Ask the Paris Opéra Ballet, the New York City Ballet and the Bolshoi Ballet to share a stage, with each performing one act of Balanchine’s Jewels, and you might expect a degree of friendly (or less-than-friendly) competition. But as POB gave its exquisitely polite rendition of “Emeralds” during the Lincoln Center Festival’s three-company production this summer, one-upsmanship seemed far from everyone’s mind.

Then the curtain rose on New York City Ballet, its dancers visibly shaking with excitement in their “Rubies” finery. And the David H. Koch Theater audience collectively leaned forward.

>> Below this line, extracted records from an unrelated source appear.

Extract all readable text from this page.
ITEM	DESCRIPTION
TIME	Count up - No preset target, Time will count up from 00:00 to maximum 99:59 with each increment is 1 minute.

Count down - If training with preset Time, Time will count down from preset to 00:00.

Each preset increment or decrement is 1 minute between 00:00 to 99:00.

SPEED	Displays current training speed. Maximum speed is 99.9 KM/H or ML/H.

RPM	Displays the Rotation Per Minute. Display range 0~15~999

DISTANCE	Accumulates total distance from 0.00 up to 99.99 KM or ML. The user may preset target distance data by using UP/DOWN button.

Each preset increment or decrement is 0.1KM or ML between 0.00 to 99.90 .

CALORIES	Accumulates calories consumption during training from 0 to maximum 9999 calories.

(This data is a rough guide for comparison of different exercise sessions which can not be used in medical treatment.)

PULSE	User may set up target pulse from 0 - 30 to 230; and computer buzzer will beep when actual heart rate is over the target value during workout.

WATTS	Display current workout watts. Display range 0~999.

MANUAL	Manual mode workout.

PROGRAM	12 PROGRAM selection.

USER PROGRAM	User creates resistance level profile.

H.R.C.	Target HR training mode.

Photo by Paul Kolnik, Courtesy NYCB.

Teresa Reichlen, already famous for her Tall Girl, squeezed even more juice out of those luscious penchés. Joaquin De Luz, the princeliest of court jesters, tossed off bravura sequences with twinkly wit. The corps de ballet danced with evangelical conviction, determined to prove that Balanchine’s way was the only way.

But Megan Fairchild, in the ballerina role, underwent the greatest transformation. She’s shown a new confidence since her Broadway run in On the Town—a run that proved to the world, and maybe to Fairchild herself, that she could be a leading lady. In “Rubies,” she led with such ferocious glee, such jazzy abandon, you half expected her to laugh out loud.

It was a competition. And the home team won.